Pelaksanaan dari Pasal 18 UU APBN-P 2012 tersebut di atas sudah mulai dibicarakan secara resmi pada 1 April 2012 oleh Badan Anggaran DPR. Dana APBN itu dianggarakan untuk memberi ganti rugi kepada warga 64 RT. Badan Anggaran DPR itu telah sepakat untuk pencairan dana uang muka sebesar 20 persen dari seluruh biaya penggantian kerugian. atau sebesar Rp. 463.125.701.000, ditambah dengan anggaran jatah hidup warga sebesar Rp. 56.145.234.000. Jadi, dalam waktu dekat ini pemerintah sudah harus “membantu” Lapindo/Aburizal Bakrie dengan dana dari negara sebesar Rp. 519,27 miliar.

Delapan puluh persen sisa biaya ganti rugi warga korban lumpur Lapindo telah disepakati untuk dimasukkan dalam RABPN 2013.

Realisasi pencairan dana tersebut di atas hanya tinggal menunggu revisi keempat Perpres Nomor 14 Tahun 2007. “Menteri Keuangan dan Menteri PU sudah menandatangani draft-nya. Kini, pencaitan masih menunggu di meja Presiden,” kata Ketua Pansus Lumpur Lapindo DPRD Sidoarjo Emir Firdaus (Jawa Pos, 05/04/2012).

Perpres Nomor 14 Tahun 2007 itu memang sudah tiga kali direvisi Presiden SBY. Sekarang adalah revisi yang keempat. Semua revisi-revisi tersebut tersirat dengan jelas mengikuti situasi dan kondisi (politik) dalam rangka mengakomodasi kepentingan pihak Lapindo/Aburizal Bakrie. Sebagai wujud dari kompensasi-kompensasi dukungan politik yang diperoleh dari pihak Golkar, dan juga balas jasa dukungan keuangan Aburizal Bakrie dalam pilpres yang dimenangkan oleh SBY.

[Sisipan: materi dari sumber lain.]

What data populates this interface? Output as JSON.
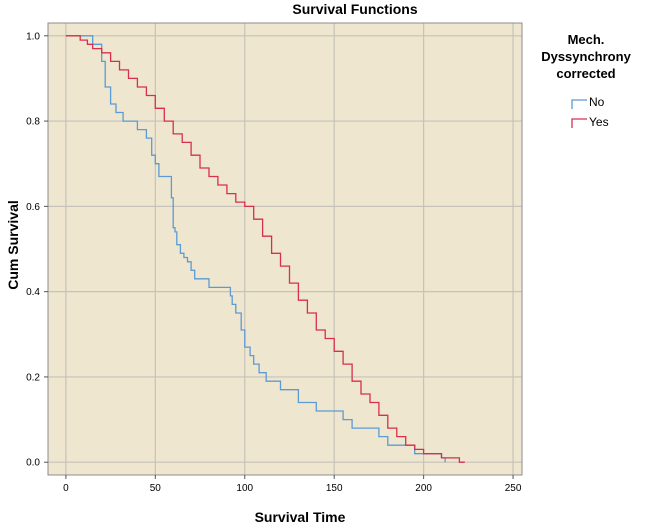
{
  "chart_data": {
    "type": "line",
    "step": true,
    "title": "Survival Functions",
    "xlabel": "Survival Time",
    "ylabel": "Cum Survival",
    "xlim": [
      -10,
      255
    ],
    "ylim": [
      -0.03,
      1.03
    ],
    "xticks": [
      "0",
      "50",
      "100",
      "150",
      "200",
      "250"
    ],
    "yticks": [
      "0.0",
      "0.2",
      "0.4",
      "0.6",
      "0.8",
      "1.0"
    ],
    "grid": true,
    "background_color": "#EFE6CF",
    "grid_color": "#C6C2B9",
    "legend": {
      "title_lines": [
        "Mech.",
        "Dyssynchrony",
        "corrected"
      ],
      "placement": "right"
    },
    "series": [
      {
        "name": "No",
        "color": "#5B9BD5",
        "x": [
          0,
          15,
          20,
          22,
          25,
          28,
          32,
          40,
          45,
          48,
          50,
          52,
          55,
          59,
          60,
          61,
          62,
          64,
          66,
          68,
          70,
          72,
          75,
          80,
          85,
          92,
          93,
          95,
          98,
          100,
          103,
          105,
          108,
          112,
          120,
          130,
          140,
          155,
          160,
          175,
          180,
          195,
          210,
          212
        ],
        "y": [
          1.0,
          0.98,
          0.94,
          0.88,
          0.84,
          0.82,
          0.8,
          0.78,
          0.76,
          0.72,
          0.7,
          0.67,
          0.67,
          0.62,
          0.55,
          0.54,
          0.51,
          0.49,
          0.48,
          0.47,
          0.45,
          0.43,
          0.43,
          0.41,
          0.41,
          0.39,
          0.37,
          0.35,
          0.31,
          0.27,
          0.25,
          0.23,
          0.21,
          0.19,
          0.17,
          0.14,
          0.12,
          0.1,
          0.08,
          0.06,
          0.04,
          0.02,
          0.01,
          0.0
        ]
      },
      {
        "name": "Yes",
        "color": "#D6304E",
        "x": [
          0,
          8,
          12,
          15,
          20,
          25,
          30,
          35,
          40,
          45,
          50,
          55,
          60,
          65,
          70,
          75,
          80,
          85,
          90,
          95,
          100,
          105,
          110,
          115,
          120,
          125,
          130,
          135,
          140,
          145,
          150,
          155,
          160,
          165,
          170,
          175,
          180,
          185,
          190,
          195,
          200,
          205,
          210,
          215,
          220,
          223
        ],
        "y": [
          1.0,
          0.99,
          0.98,
          0.97,
          0.96,
          0.94,
          0.92,
          0.9,
          0.88,
          0.86,
          0.83,
          0.8,
          0.77,
          0.75,
          0.72,
          0.69,
          0.67,
          0.65,
          0.63,
          0.61,
          0.6,
          0.57,
          0.53,
          0.49,
          0.46,
          0.42,
          0.38,
          0.35,
          0.31,
          0.29,
          0.26,
          0.23,
          0.19,
          0.16,
          0.14,
          0.11,
          0.08,
          0.06,
          0.04,
          0.03,
          0.02,
          0.02,
          0.01,
          0.01,
          0.0,
          0.0
        ]
      }
    ]
  }
}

Demikianlah nasib bangsa dan negara ini ketika dipimpin oleh penguasa dan pengusaha seperti sekarang ini.

Sumber :
Harian Jawa Pos, Kamis, 05 April 2012.
kompas.com




Artikel Terkait

Tidak ada komentar:

Related Posts Plugin for WordPress, Blogger...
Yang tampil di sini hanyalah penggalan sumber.